Вертуа без сил опустился в кресло. Анжела бросилась перед ним на колени. Схватив его руки, целовала их, потом начала громко перечислять все, что она знает и что умеет для того, чтобы трудиться и жить в достатке вместе с отцом; умоляла со слезами на глазах не приходить в отчаяние и забыть свое горе; уверяла, что работать ради отца, шить, вязать, петь и играть на гитаре, будет для нее истинным и величайшим наслаждением в жизни.
Самый закоренелый злодей вряд ли бы остался равнодушен, глядя на эту прелестную девушку и слыша, как она утешала отца свои нежным голосом, в котором так и дышала глубокая любовь и детская преданность.
И шевалье не устоял. В нем заговорила совесть, заставив почувствовать адские муки. Анжела показалась ему светлым ангелом, перед которым исчезло, как темный туман, безумное его ослепление, и он в ужасающей наготе увидел свое настоящее, одинокое положение в этом мире.
И теперь, когда мрак этого, жившего в его душе ада внезапно озарился чистым, светлым лучом, показавшем, что существуют на свете небесное блаженство и счастье, его душевная пытка стала вдвое ужаснее и мучительней.

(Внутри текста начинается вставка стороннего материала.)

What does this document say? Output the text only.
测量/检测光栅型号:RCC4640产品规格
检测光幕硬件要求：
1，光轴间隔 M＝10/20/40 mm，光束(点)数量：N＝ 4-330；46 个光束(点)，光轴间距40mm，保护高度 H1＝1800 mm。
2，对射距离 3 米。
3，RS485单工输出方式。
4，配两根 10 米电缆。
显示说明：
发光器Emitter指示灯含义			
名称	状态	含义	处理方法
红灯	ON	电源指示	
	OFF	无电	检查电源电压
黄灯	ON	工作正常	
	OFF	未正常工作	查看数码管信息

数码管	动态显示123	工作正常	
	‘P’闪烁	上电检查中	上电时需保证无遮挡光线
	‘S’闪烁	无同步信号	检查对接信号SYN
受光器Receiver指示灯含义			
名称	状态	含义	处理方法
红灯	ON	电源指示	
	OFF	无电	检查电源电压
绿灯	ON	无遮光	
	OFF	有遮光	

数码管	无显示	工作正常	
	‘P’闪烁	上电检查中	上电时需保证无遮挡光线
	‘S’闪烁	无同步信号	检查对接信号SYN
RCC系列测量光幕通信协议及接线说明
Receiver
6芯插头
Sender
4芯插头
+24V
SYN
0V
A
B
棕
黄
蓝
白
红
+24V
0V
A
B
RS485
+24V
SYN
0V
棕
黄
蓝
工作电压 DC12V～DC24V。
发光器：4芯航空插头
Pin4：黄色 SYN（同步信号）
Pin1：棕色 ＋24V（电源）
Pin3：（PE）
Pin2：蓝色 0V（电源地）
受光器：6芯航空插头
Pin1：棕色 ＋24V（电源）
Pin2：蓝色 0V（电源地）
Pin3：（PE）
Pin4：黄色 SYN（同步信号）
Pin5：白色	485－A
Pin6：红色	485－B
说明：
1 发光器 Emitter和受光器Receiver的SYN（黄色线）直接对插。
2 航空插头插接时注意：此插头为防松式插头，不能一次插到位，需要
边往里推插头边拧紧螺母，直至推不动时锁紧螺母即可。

Менар не любил ни разу. Увидя Анжелу, почувствовал он себя охваченным самой пылкой страстью, которая, однако, вместо счастья, посылала ему одно горе, так как была совершенно безнадежна. И в самом деле, мог ли надеяться на счастье взаимной любви человек, начинавший знакомство с чистой, невинной девушкой, почти ребенком, при таких обстоятельствах?
Менар хотел что-то сказать, но слова не шли, точно он лишился языка. Наконец, с усилием овладев собой, воскликнул он дрожащим голосом:
— Синьор Вертуа! Я не выиграл у вас ничего! Вот моя шкатулка! она принадлежит вам! И не одна она!.. нет, нет! Я ваш должник навеки! Берите ее, берите!
— Дитя мое! — заговорил было Вертуа, но Анжела, быстро поднявшись, подошла в Менару и с гордостью взглянув на него, сказала:
— Знайте же, шевалье, что есть сокровище дороже золота и серебра! Это то, незнакомое вам чувство, которое заставляет нас с презрением отказаться от вашего подарка и, несмотря на это, сохранить душевное спокойствие! Оставьте у себя ваши деньги, на которыми тяготеют проклятья разоренных вами, бесчестным и бессердечным игроком!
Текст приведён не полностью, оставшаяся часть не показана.